Wednesday, 5 October 2011

Not So Boring



Stifling a yawn or two I've been dutifully reading the Welsh Government's "Programme for Government 2011 - 2016" which includes some useful and some more woolly commitments about mental health - a useful commitment to individual care planning but a woolly promise to "review" access to talking treatments. See the details here.

You can detect the First Minister's own hand on the approach they are taking which is to emphasise delivery rather than reform in public services and specifically to concentrate on things which citizens actually notice as changing for the better in their individual lives. All Carwyn's recent rhetoric has been about this.

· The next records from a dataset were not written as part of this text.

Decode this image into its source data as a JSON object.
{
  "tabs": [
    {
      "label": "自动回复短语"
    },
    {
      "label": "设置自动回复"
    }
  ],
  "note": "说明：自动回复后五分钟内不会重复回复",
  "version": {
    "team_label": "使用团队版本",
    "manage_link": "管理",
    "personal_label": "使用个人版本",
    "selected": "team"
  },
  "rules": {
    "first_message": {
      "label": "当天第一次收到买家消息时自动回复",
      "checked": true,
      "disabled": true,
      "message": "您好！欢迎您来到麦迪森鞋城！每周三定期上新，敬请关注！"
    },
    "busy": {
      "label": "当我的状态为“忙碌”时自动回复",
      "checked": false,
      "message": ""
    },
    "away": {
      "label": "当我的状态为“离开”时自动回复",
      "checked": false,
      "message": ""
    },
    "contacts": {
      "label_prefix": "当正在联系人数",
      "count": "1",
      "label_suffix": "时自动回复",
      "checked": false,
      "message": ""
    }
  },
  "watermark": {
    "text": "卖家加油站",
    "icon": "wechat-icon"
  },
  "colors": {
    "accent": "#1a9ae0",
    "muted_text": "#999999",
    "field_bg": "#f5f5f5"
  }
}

You could be cynical and wonder if this is a sign of an administration bereft of big ideas or the "vision thing" - or else you might wonder what previous governments were doing if it wasn't improving individual lives! But Carwyn is a canny fellow and probably realises that the public are a bit fed up with big ideas and looking for a spell of boring but functional government while we creep along in these dire economic times. Anyway they just can't afford to do much new and interesting.

Looking at this positively I think we should work on (and with) the Government's instincts about the way ahead and show them simple, cost-effective things they could do to improve the lives of people with a mental illness and their families.

Here's one example which a patient who was concerned about losing contact with families gave us: "In-patients should have video contact with their homes – available via IT systems such as Skype". Good plan - it would cost peanuts compared with the eyewatering cost of in-patient care and surely save money (even short-term) by promoting recovery (and earlier discharge) for people in hospital through the comfort of sustained contact with loved ones.

Lots of practical ideas like that could add up to making a really big difference in mental health services - not so boring after all?